I’ve marked Sept. 24 on my calendar. It’s not the birthday of anyone I know — it’s the day I realized that bed bugs are out there. I mean out there.
I've marked Sept. 24 on my calendar. It's not the birthday of anyone I know — it's the day I realized that bed bugs are out there. I mean out there. Not just in the Mallis Handbook, not just at multi-day industry events and not just in my inbox. EVERYWHERE.
Over the weekend I was catching up on some reading and lo and behold, there, tucked in among the seasonal crafts and recipes in Family Fun magazine, were directions on how to dress your child up as a BED BUG for Halloween. "Create a cute bed bug costume so your child can creep and crawl around the neighborhood looking for treats," the article said. I thought, "Well, we've made it. Our industry is famous."
And while that's a humorous look at one of the pest management industry's most difficult-to-control pests, it's hardly the only bed bug mention in the media.
Just 24 hours earlier, NPMA responded to a report from a CDC publication detailing a seven-year study that examined more than 100 cases of acute illness associated with insecticides used to control bed bugs. NPMA reported that of the 111 cases examined, 99 percent were the result of "residents who took matters into their hands and employed DIY measures, applications performed by uncertified/unsupervised individuals or...no indication of application certification was provided. Though the study looked at seven years of data in seven states, only two cases involved the application of professional products by certified pesticide applicators."
NPMA quickly and expertly issued a statement in regards to the CDC's Sept. 23, 2011, "Morbidity and Mortality Weekly Report" (MMWR). It read, in part, "As one of the most difficult pests to control, eradicating bed bugs requires a partnership between a homeowner/dweller and a qualified and licensed pest professional who will effectively inspect and treat an infestation...In addition to treating the infestation, qualified, licensed pest professionals can provide homeowner/resident education on critical steps to maintaining a safe, healthy, pest-free environment."
No other pest has ever generated as much publicity as bed bugs. While from the industry's perspective any bed bug awareness is a good thing, the most important role the media provides is that it promotes pest management professionals' value as protectors of public health.
Protecting public health is a role I know PMPs take seriously — and they should. They want their staff and customers to be safe and they want to eliminate bed bugs from their clients' homes and businesses. And since they're in the pest control business, they also want to generate revenue from a service the public needs. If all four of those objectives can be met, then PMPs should be proud of a job well done.

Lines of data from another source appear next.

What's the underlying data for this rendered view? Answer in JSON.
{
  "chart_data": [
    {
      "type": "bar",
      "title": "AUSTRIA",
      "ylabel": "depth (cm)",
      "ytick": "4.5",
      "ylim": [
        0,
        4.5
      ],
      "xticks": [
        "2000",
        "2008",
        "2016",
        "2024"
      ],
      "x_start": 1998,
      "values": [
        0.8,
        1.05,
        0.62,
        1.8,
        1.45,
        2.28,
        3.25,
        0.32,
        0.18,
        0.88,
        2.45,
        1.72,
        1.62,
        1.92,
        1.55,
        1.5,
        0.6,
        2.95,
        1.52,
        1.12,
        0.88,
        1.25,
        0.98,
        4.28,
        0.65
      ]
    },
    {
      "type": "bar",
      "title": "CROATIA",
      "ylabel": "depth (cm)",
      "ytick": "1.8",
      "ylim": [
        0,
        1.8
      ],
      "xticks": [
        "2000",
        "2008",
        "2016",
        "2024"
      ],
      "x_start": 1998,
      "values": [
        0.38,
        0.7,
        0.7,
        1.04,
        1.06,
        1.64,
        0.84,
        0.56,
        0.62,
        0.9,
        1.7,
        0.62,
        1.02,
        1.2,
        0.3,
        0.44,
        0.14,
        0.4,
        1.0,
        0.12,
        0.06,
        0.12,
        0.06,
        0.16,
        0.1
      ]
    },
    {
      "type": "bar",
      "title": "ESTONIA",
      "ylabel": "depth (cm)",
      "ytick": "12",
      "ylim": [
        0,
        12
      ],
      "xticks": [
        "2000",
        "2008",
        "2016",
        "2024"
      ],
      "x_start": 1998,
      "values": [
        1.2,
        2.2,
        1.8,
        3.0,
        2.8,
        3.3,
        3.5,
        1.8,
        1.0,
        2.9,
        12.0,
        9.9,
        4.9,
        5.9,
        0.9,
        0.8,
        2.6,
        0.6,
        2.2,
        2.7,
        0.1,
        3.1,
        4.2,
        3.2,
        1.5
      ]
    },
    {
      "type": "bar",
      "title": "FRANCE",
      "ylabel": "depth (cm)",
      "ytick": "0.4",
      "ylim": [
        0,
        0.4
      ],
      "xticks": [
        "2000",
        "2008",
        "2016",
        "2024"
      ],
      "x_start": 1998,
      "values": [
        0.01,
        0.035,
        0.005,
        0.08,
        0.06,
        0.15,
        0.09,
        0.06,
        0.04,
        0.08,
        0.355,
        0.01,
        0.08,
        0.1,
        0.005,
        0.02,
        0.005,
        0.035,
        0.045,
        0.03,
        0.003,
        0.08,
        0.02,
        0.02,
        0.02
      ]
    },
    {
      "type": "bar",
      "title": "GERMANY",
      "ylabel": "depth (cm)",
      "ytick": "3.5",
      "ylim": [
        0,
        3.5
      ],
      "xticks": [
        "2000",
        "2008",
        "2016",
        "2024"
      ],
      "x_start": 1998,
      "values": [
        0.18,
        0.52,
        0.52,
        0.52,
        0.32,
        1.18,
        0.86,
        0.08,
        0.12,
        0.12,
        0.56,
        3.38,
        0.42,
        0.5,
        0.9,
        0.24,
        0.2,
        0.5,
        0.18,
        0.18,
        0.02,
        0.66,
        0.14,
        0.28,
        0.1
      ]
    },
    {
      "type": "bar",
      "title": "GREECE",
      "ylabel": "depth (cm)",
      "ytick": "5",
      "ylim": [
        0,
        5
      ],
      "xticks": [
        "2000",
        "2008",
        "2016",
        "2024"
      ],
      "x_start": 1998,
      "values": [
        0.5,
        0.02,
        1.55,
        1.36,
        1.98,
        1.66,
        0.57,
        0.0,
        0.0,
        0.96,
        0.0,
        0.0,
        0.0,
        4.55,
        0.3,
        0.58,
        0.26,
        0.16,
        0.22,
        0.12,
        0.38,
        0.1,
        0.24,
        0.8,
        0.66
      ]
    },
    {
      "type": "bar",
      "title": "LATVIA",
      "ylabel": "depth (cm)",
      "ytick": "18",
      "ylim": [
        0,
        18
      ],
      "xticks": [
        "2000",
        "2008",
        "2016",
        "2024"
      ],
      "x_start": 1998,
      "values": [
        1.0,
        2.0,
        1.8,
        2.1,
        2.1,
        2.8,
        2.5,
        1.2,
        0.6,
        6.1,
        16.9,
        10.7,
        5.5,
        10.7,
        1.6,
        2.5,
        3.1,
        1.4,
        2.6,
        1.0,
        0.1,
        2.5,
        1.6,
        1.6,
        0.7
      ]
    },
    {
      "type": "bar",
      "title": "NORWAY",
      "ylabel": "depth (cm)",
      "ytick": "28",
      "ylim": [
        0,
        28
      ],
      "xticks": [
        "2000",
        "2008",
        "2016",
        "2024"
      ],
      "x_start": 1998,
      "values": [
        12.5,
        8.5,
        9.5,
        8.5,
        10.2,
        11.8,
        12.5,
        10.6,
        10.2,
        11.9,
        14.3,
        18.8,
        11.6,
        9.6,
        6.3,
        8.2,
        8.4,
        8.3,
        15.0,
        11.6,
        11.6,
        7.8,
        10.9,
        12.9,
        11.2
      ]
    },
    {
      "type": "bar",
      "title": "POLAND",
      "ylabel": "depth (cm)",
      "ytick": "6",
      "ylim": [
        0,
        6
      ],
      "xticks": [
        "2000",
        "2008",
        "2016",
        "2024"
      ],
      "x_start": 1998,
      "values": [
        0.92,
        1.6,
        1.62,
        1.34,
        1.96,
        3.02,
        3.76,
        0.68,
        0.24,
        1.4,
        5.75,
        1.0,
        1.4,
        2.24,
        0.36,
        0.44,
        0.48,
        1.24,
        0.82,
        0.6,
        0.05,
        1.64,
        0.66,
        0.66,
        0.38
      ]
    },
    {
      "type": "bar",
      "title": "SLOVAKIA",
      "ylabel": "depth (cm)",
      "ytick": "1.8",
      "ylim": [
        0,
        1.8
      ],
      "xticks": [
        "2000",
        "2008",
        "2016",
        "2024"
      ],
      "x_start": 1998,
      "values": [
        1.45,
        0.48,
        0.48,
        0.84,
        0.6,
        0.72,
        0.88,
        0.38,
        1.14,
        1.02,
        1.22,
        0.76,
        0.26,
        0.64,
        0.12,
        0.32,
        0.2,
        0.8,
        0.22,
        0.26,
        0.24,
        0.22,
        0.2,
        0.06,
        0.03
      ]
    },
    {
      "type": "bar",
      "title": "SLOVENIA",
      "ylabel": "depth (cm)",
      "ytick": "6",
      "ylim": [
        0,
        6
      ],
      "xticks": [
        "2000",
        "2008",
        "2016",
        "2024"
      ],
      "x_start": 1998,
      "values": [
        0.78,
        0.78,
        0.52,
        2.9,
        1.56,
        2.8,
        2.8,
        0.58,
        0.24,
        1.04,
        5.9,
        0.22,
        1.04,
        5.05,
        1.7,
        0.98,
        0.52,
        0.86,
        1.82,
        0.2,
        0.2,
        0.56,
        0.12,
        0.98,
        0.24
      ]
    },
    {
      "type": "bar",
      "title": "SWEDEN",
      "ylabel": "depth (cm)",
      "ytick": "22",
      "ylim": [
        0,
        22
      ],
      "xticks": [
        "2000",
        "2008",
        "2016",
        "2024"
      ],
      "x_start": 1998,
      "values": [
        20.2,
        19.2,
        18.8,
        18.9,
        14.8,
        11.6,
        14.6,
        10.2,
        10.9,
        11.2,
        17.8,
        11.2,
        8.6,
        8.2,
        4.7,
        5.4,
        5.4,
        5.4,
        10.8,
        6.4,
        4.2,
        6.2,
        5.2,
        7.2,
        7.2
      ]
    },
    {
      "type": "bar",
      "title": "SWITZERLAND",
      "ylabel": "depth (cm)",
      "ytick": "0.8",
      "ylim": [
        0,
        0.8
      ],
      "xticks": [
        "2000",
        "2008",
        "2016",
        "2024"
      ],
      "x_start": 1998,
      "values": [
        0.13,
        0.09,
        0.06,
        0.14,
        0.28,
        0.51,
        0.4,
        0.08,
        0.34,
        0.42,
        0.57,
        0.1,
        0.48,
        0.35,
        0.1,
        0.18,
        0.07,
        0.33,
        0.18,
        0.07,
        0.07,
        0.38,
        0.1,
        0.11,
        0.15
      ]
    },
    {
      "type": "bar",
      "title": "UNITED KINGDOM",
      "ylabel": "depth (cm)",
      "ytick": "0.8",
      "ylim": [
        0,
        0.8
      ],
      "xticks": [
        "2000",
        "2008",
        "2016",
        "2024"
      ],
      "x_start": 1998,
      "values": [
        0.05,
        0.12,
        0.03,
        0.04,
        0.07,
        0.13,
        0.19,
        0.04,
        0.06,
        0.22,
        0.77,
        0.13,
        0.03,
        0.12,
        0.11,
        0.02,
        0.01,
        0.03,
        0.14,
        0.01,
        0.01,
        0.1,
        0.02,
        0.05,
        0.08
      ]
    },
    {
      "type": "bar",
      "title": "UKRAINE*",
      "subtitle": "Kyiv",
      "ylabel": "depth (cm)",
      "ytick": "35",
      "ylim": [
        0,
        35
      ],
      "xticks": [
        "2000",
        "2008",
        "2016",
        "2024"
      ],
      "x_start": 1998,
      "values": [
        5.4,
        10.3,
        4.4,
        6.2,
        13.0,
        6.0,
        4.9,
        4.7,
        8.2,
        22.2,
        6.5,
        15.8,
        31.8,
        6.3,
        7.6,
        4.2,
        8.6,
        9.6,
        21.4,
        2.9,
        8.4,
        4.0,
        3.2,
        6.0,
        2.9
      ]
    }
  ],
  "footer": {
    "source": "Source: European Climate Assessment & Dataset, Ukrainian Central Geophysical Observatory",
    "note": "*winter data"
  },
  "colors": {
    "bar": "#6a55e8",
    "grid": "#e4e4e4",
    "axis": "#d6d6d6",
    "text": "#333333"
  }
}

The MMWR article generated lots of press, including hundreds of articles in, among others, USA Today, WebMD, The Wall Street Journal and The New York Times. The Times article focused on an infestation in the home of Lilah Gray, a 65-year-old North Carolina woman whose double-wide trailer home was crawling with bed bugs. Her husband "saturated" their residence with insecticide, including the release of 18 insecticide foggers indoors over three days. Gray, who suffered from a variety of ailments, also applied bed bug and flea insecticides directly to her skin and hair. She was found unresponsive two days after a second wave of chemical applications and never woke up. She remained on a ventilator for nine days until she died.
How do you respond when a customer asks you about such a news report? The obvious answer is that our industry's professional and licensed applications and this homeowner's DIY application are not alike. Refer to NPMA's talking points about this article and how to respond (www.npmapestworld.org/publicpolicy/issues.cfm). Additionally, check out Greg Baumann's column this month "Speaking About Bed Bugs with a Single Voice" (page 142). "Our industry must speak with a single factual voice about this pest so that we don't have conflicting information," Baumann writes. I also recommend you read PCT's April 2011 article, "Warning: This Study Could Scare Customers" (page 26). That article provides tips for your pest management firm on how to develop a communications plan that helps employees deliver facts to your customers.
Our industry is a professional one. We take pride in the fact that we control pests and prevent disease every day. And with a topic as popular — and for some consumers, as frightening — as bed bugs, there's no end in sight to the number of opportunities you will have to respond. Make sure you know how to answer the tough questions. Because for some homeowners, these pests are far more than a child's Halloween fright.
The author is editor of PCT magazine.